Die Branche reagierte vorsichtig optimistisch auf die Nachricht. Seit dem Amtswechsel Anfang 2026 hatte die SEC bereits mehrere hartnäckige Klagen gegen führende Krypto-Unternehmen eingestellt, darunter auch Verfahren gegen große Börsenbetreiber. Die geplante Regulierung wäre jedoch der erste positive Gesetzesvorschlag unter der neuen Führung und damit ein quantitativer Schritt hin zur Regulierung durch Normen statt durch Sanktionen.
Von Enforcement zu Regulation: Der Paradigmenwechsel
Atkins Strategie markiert einen klaren Bruch mit der Praxis seiner Vorgänger.
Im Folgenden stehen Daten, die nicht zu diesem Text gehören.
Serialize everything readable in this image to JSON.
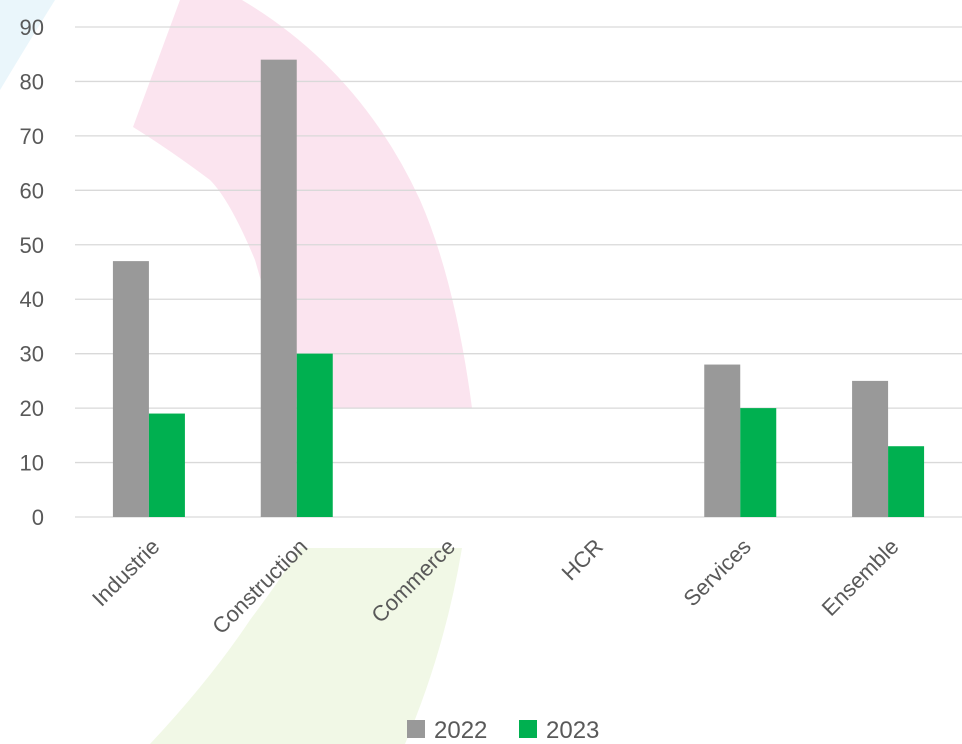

Statt Unternehmen nachträglich wegen mutmaßlicher Verstöße gegen das Wertpapierrecht zu belangen, will die SEC nun präventive Spielregeln für Token-Verkäufe etablieren. Dieser Ansatz könnte die Compliance-Kosten für Startups um bis zu 40 Prozent senken, da teure Rechtsgutachten zur Einzelfallbewertung durch klare Standardvorgaben ersetzt werden.
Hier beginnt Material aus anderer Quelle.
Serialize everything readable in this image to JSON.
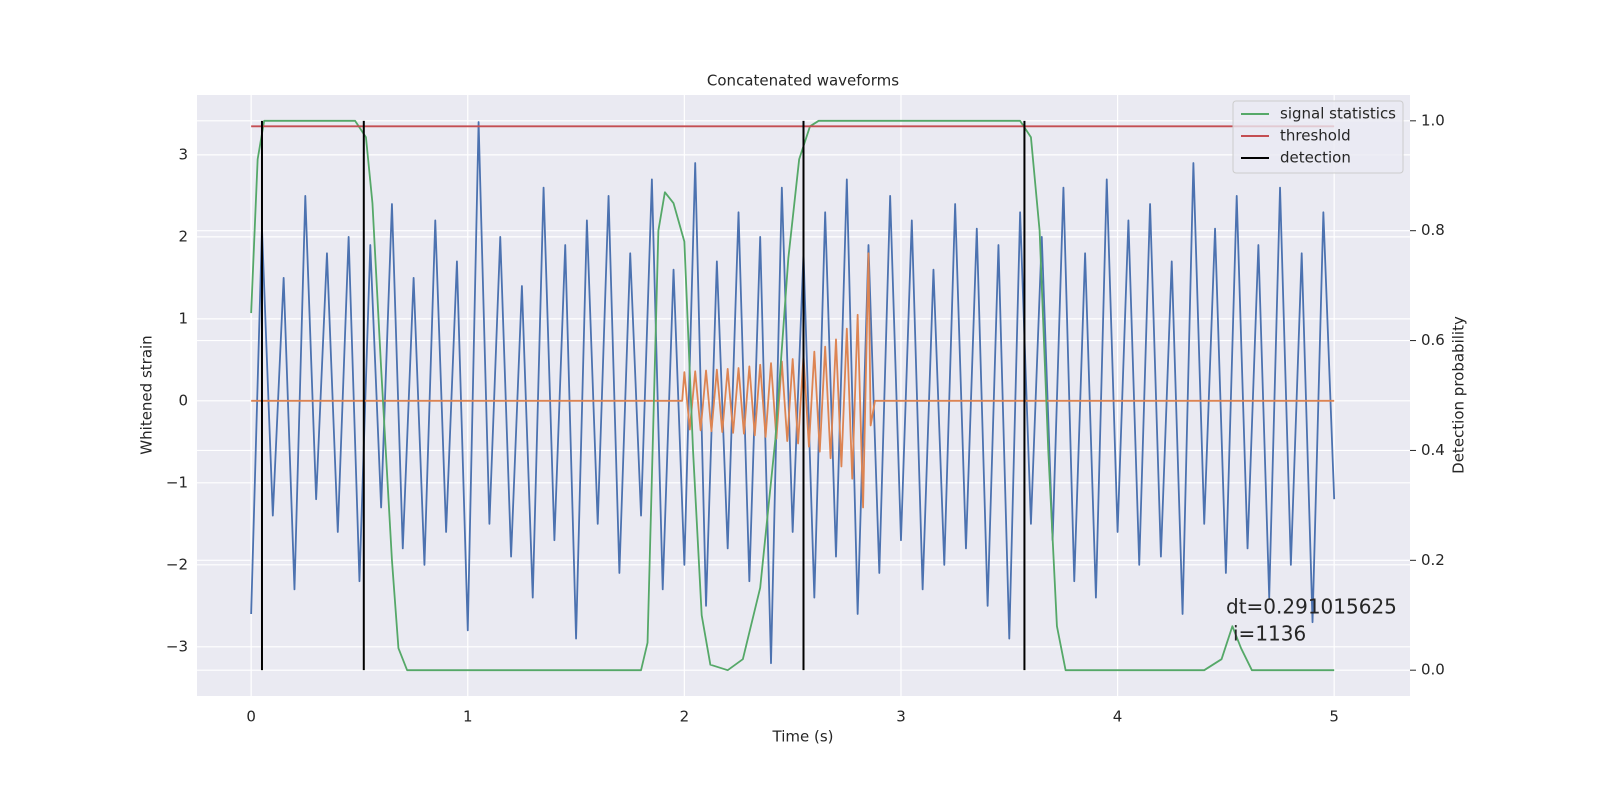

Der Zeitplan bleibt ambitioniert. Laut Atkins befindet sich der Entwurf in der finalen Abstimmung zwischen den Abteilungen für Unternehmensfinanzierung und Marktaufsicht. Eine Veröffentlichung im Federal Register wird noch im zweiten Quartal 2026 erwartet, gefolgt von einer vorgeschriebenen Kommentarfrist, in der Marktteilnehmer Anpassungsvorschläge einbringen können.
Gut zu wissen: "Reg crypto" bezeichnet im regulatorischen Kontext eine spezifische Ausnahmeregelung oder einen Safe-Harbor für digitale Assets, der traditionelle Wertpapiergesetze modifiziert. Ähnliche Konzepte wurden bereits in der Vergangenheit von SEC-Kommissaren wie Hester Peirce vorgeschlagen.
Token-Verkäufe und Exemptions: Die geplanten Regeldetails
Der geplante Regulierungsvorschlag konzentriert sich auf zwei zentrale Säulen: die Behandlung von Token-Verkäufen als Kapitalbeschaffungsinstrument und die Schaffung spezifischer Exemptions für Early-Stage-Projekte. Dabei geht es primär um die Frage, unter welchen Bedingungen digitale Token nicht als Wertpapiere im Sinne des Howey-Tests eingestuft werden.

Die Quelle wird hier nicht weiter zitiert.